Sara Freeman | Paintings from a wild summer in egg tempera & beeswax
Canberra artist Sara Freeman will open her solo exhibition on 23 May.
The making of this exhibition entitled ‘No such thing as solid ground’ has been a healing experience for Sara. A way of processing the events of the past 6 months. For many of us, the chaos of the pandemic compounded the anxiety of a Summer of fires. These events further exacerbated the trauma Freeman was already suffering following the death of her father in October last year.
‘My father was a painter and as a child I used to sleep with the smell of turpentine wafting through the house knowing he was working away on big canvases late in the night. The three big bushfire paintings in the show are a homage to his glorious landscapes with big rolling skies, as well as my need to cleanse and distil the horrifying visions of flames engulfing the places that I love.’ Sara Freeman
In a time of mass upheaval, the practice of Zen has been more important than ever for Sara. The acceptance of the reality of now no matter how uncomfortable it is can be transformative and energising.
‘Painting is my practice in action – preparing the panels with layer after layer of wax, then chance-like layering of many coloured washes, followed by a meditation of sitting quietly marking the surface, attending to its entirety. And the surprise of how those layers and moments of time finally come together in this silver threaded tracing of the timeless.’ - Sara Freeman
Sara’s use of and connection to colour within this body of work is powerful. The bushfire inspired works are emotive and raw. They conjure scenes many of us are familiar with and disturbed by but there is a serenity, brought forward by Sara’s meditative carved patterns. The time taken, and attention given is obvious and brings a quietness to the works.
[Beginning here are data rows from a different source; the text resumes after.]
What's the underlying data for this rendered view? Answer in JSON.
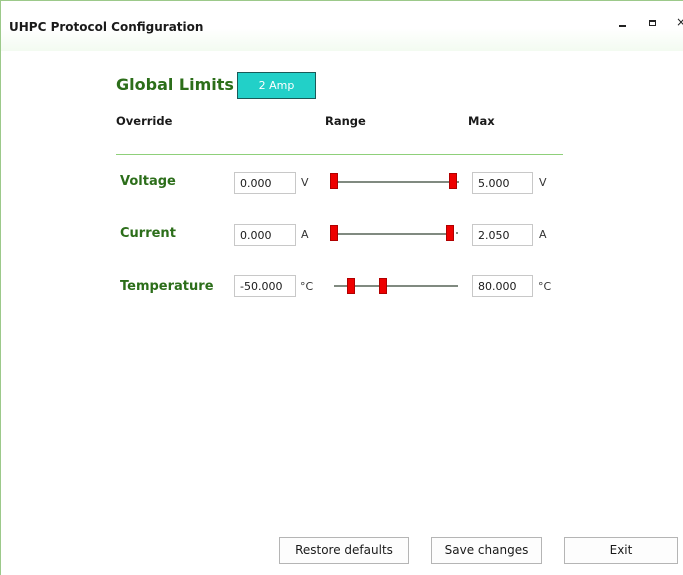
{
  "window": {
    "title": "UHPC Protocol Configuration",
    "controls": [
      "minimize-icon",
      "maximize-icon",
      "close-icon"
    ],
    "close_glyph": "×"
  },
  "section": {
    "title": "Global Limits",
    "mode_button": "2 Amp",
    "accent_color": "#22d0c8",
    "label_color": "#2c6e1a"
  },
  "columns": {
    "override": "Override",
    "range": "Range",
    "max": "Max"
  },
  "rows": [
    {
      "label": "Voltage",
      "min": "0.000",
      "min_unit": "V",
      "max": "5.000",
      "max_unit": "V"
    },
    {
      "label": "Current",
      "min": "0.000",
      "min_unit": "A",
      "max": "2.050",
      "max_unit": "A"
    },
    {
      "label": "Temperature",
      "min": "-50.000",
      "min_unit": "°C",
      "max": "80.000",
      "max_unit": "°C"
    }
  ],
  "buttons": {
    "restore": "Restore defaults",
    "save": "Save changes",
    "exit": "Exit"
  }
}
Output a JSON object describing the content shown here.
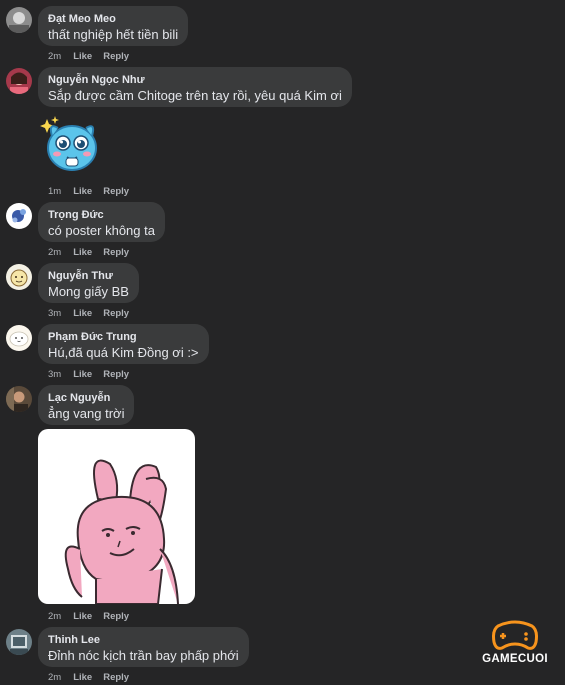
{
  "comments": [
    {
      "name": "Đạt Meo Meo",
      "text": "thất nghiệp hết tiền bili",
      "time": "2m",
      "like": "Like",
      "reply": "Reply"
    },
    {
      "name": "Nguyễn Ngọc Như",
      "text": "Sắp được cầm Chitoge trên tay rồi, yêu quá Kim ơi",
      "time": "1m",
      "like": "Like",
      "reply": "Reply",
      "sticker": "blue-cat-sticker"
    },
    {
      "name": "Trọng Đức",
      "text": "có poster không ta",
      "time": "2m",
      "like": "Like",
      "reply": "Reply"
    },
    {
      "name": "Nguyễn Thư",
      "text": "Mong giấy BB",
      "time": "3m",
      "like": "Like",
      "reply": "Reply"
    },
    {
      "name": "Phạm Đức Trung",
      "text": "Hú,đã quá Kim Đồng ơi :>",
      "time": "3m",
      "like": "Like",
      "reply": "Reply"
    },
    {
      "name": "Lạc Nguyễn",
      "text": "ẳng vang trời",
      "time": "2m",
      "like": "Like",
      "reply": "Reply",
      "sticker": "pink-rabbit-sticker"
    },
    {
      "name": "Thinh Lee",
      "text": "Đỉnh nóc kịch trần bay phấp phới",
      "time": "2m",
      "like": "Like",
      "reply": "Reply"
    }
  ],
  "watermark": {
    "text": "GAMECUOI",
    "accent": "#f7941d"
  },
  "colors": {
    "background": "#252526",
    "bubble": "#3a3b3c",
    "meta": "#b0b3b8"
  }
}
It was only when the rain finally came that Sara was able to contemplate the blue works. The world greening again, ’the nervous system calming, watching skies clear, plants and animals flourish, and pollution levels drop. And despite the suffering the pandemic is causing, the slowing down, unravelling and coming home is a blessing. A time to come to terms with many things as the frenzy of humanity slows to a more peaceful pace’.
The exhibition opens on Saturday 23 March 2020. Sara will be in the gallery between 1 & 4 pm to chat and answer your questions about her process and inspiration. Social distancing will be observed and as such there will be no drinks or nibbles.
All works will also be available via our website from Friday 22 May.
The exhibition will run until Sunday 28 June 2020.
We will be open 10am to 4pm Saturday 23 & Sunday 24 May.